A conquista de uma situação de liberdade real e plena para o exercício integral e social de todas as potencialidades humanas, na sua forma mais plural, não surgirá de um curso “natural” de “progresso humano”, do qual o capitalismo seria a atual expressão. Pelo contrário, pressupõe, a superação de qualquer ordem social governada por forças alheias à realização humana. Requer a ruptura radical com a alienação, como condição necessária.

Dito em termos mais concretos, requer a destruição de toda a organização social capitalista, e sua substituição por uma forma social onde estejam presentes as condições materiais para a realização da identidade não apenas no âmbito privado, limitado pelos recursos materiais duramente ganhos por alguns e pelas estruturas sociais ao redor, mas enquanto parte em pleno direito da sociedade como um todo. Para pôr a organização da sociedade em função da pluralidade humana, é condição inadiável pôr a produção, em função da qual se organiza a sociedade, também sob controle da própria sociedade.

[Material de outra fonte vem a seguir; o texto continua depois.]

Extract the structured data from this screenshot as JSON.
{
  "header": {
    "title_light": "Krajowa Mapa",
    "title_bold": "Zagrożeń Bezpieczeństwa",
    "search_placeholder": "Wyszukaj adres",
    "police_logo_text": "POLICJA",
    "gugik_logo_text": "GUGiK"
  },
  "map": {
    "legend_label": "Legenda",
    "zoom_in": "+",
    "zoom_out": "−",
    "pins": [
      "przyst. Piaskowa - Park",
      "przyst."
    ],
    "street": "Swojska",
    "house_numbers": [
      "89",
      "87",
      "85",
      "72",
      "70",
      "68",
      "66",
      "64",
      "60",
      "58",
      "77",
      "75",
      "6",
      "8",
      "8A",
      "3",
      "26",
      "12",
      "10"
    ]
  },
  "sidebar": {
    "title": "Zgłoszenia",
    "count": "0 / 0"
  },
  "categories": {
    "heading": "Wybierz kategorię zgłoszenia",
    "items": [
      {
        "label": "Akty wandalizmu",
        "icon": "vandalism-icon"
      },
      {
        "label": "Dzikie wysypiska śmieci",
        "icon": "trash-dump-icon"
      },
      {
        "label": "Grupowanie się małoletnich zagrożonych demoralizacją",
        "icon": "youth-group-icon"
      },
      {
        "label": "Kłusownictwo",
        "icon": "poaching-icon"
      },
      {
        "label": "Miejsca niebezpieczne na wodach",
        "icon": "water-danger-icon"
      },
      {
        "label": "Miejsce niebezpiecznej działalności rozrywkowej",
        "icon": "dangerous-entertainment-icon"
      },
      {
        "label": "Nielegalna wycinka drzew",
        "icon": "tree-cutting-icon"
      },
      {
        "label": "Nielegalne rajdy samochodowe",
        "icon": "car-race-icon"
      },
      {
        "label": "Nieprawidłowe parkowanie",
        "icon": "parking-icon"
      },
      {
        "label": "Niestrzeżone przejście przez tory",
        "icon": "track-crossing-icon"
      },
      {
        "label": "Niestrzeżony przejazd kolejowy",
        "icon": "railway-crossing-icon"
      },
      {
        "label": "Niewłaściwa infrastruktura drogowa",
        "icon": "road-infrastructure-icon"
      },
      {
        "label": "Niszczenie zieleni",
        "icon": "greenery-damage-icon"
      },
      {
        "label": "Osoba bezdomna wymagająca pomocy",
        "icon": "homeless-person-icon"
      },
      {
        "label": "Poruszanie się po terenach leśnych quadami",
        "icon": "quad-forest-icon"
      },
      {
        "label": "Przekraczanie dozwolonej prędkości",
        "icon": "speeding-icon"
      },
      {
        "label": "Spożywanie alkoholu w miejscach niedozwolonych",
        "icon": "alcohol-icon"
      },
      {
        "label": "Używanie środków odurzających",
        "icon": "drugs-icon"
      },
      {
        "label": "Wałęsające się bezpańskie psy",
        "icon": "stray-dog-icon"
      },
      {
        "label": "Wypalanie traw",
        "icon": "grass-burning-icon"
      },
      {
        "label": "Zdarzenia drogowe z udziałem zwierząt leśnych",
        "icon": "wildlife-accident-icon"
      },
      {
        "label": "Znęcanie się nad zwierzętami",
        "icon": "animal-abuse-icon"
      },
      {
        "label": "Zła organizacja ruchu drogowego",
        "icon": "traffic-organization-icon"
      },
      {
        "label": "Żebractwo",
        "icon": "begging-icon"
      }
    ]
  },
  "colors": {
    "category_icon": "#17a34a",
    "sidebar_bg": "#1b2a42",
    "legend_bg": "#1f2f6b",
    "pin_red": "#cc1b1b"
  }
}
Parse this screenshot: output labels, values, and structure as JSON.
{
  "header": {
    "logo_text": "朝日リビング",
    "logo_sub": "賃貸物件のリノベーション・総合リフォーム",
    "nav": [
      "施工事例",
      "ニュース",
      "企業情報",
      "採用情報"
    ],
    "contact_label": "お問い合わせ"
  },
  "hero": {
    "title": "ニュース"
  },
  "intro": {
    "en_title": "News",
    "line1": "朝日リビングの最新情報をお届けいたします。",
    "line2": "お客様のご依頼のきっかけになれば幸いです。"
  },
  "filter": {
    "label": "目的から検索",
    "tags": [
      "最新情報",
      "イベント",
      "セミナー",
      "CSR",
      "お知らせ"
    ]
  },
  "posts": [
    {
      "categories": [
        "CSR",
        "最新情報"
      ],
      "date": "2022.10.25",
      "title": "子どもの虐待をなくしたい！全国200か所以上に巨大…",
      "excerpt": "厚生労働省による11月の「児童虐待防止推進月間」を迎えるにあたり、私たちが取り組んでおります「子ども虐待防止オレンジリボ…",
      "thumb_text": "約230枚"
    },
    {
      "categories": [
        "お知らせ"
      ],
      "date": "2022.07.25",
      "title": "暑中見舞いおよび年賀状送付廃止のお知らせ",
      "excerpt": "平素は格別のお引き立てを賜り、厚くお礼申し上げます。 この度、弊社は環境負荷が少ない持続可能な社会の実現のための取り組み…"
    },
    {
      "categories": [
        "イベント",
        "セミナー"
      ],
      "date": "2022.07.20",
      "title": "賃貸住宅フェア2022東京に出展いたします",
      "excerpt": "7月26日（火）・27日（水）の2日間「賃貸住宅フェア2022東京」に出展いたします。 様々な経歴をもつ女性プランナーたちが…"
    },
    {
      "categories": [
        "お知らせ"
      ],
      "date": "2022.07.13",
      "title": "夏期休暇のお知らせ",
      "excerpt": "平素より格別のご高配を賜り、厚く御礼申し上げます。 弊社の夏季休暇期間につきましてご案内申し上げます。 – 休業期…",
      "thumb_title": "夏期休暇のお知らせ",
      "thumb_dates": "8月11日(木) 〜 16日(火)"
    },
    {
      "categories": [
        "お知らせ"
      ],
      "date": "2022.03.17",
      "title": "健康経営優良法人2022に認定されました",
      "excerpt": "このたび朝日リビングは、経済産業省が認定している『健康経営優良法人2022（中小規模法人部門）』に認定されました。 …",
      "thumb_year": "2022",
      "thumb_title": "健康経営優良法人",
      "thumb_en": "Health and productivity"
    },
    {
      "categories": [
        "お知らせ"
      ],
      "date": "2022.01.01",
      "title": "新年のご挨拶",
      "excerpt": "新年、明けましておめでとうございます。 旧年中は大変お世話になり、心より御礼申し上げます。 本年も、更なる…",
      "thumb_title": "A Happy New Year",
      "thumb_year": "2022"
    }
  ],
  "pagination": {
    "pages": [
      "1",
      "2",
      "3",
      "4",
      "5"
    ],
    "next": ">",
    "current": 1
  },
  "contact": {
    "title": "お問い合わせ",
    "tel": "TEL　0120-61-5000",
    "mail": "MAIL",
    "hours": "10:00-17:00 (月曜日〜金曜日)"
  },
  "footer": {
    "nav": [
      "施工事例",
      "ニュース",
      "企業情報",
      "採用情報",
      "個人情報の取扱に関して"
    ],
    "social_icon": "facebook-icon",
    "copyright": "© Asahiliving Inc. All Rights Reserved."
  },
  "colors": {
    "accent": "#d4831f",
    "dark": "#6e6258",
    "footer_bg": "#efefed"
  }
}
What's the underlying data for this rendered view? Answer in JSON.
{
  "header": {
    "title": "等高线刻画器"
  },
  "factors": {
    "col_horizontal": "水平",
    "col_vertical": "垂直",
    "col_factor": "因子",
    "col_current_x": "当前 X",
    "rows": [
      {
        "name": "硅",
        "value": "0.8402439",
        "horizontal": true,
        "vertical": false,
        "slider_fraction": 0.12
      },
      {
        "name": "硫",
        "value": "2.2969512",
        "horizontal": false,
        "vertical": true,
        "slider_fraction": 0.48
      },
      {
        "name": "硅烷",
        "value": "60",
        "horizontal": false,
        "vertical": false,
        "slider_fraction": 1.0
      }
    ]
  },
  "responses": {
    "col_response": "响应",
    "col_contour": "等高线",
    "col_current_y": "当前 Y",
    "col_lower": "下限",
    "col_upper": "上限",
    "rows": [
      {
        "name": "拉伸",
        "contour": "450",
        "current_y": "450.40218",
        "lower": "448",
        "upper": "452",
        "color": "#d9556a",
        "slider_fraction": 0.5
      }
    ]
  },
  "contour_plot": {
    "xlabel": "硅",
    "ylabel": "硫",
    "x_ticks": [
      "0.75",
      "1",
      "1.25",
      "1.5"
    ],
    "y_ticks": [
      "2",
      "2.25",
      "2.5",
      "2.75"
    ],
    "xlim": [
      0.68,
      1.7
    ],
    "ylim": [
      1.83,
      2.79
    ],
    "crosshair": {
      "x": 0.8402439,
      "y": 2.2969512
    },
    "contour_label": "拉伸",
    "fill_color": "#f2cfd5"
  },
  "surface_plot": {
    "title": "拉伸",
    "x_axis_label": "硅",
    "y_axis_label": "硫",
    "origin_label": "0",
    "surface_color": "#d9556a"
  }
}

A realização deste objetivo tem como tarefa imperativa a luta socialista, entendida como luta de todos os setores explorados e oprimidos, contra os capitalistas e toda sua sociedade. A experiência histórica mostra riquíssimos exemplos de como a tomada do poder e o controle da produção pelos trabalhadores representou enormes avanços para os setores oprimidos, com a libertação de opressões históricas e a devastação de estruturas culturais seculares.

Na trilha desse legado histórico, toma centralidade a concepção do revolucionário russo León Trótski de Revolução Permanente [13]. A teoria-programa desenvolvida pelo fundador do Exército Vermelho não nos aponta apenas um caminho para a transição revolucionária ao socialismo e à revolução internacional. Descreve, também, os saltos de consciência que podem ser dados pelas massas quando tomam em suas próprias mãos a tarefa de superar as opressões engendradas pelo sistema e construir um mundo novo. A superação da alienação enquanto processo permamente, mediado pela práxis dos trabalhadores em luta é uma chave indispensável para entender como, no início do século XX, um país com uma esmagadora maioria de camponeses analfabetos, muitos dos quais tinham passado parte de sua vida em regimes de servidão, saltou em pouco anos para descriminalizar o aborto, a homossexualidade (sendo, inclusive, um dos primeiros países do mundo a fazê-lo) e estabelecer igualdade legal para mulheres, facilidades para o divórcio, e tantas outras conquistas pelas quais, nos países capitalistas, se luta até hoje [14]. Seguindo a trilha do que era, também, a concepção de Lênin sobre a educação na sociedade de transição, a Revolução Permanente nos aponta precisamente rumo à perspectiva de que - longe de esperar “novos homens” para que estes, libertos previamente de seus preconceitos, impulsionem o “progresso da humanidade”, mas igualmente longe de qualquer concepção que considere capaz lutar contra a sociedade burguesa sem ir de encontro aos preconceitos na consciência dos trabalhadores (preconceitos esses que têm um papel tão essencial na manutenção do sistema) - descreve a superação concomitante da estrutura e superestrutura. Da alienação do pensamento no processo de luta contra a alienação material. Dos saltos da consciência refletindo e ao mesmo tempo impulsionando o movimento revolucionário. Eis uma perspectiva profundamente desafiadora, mas igualmente potente de enfrentamento a essa sociedade que não apenas não pode “superar” qualquer de seus “arcaísmos” de forma consequente, como os reproduz e fortalece.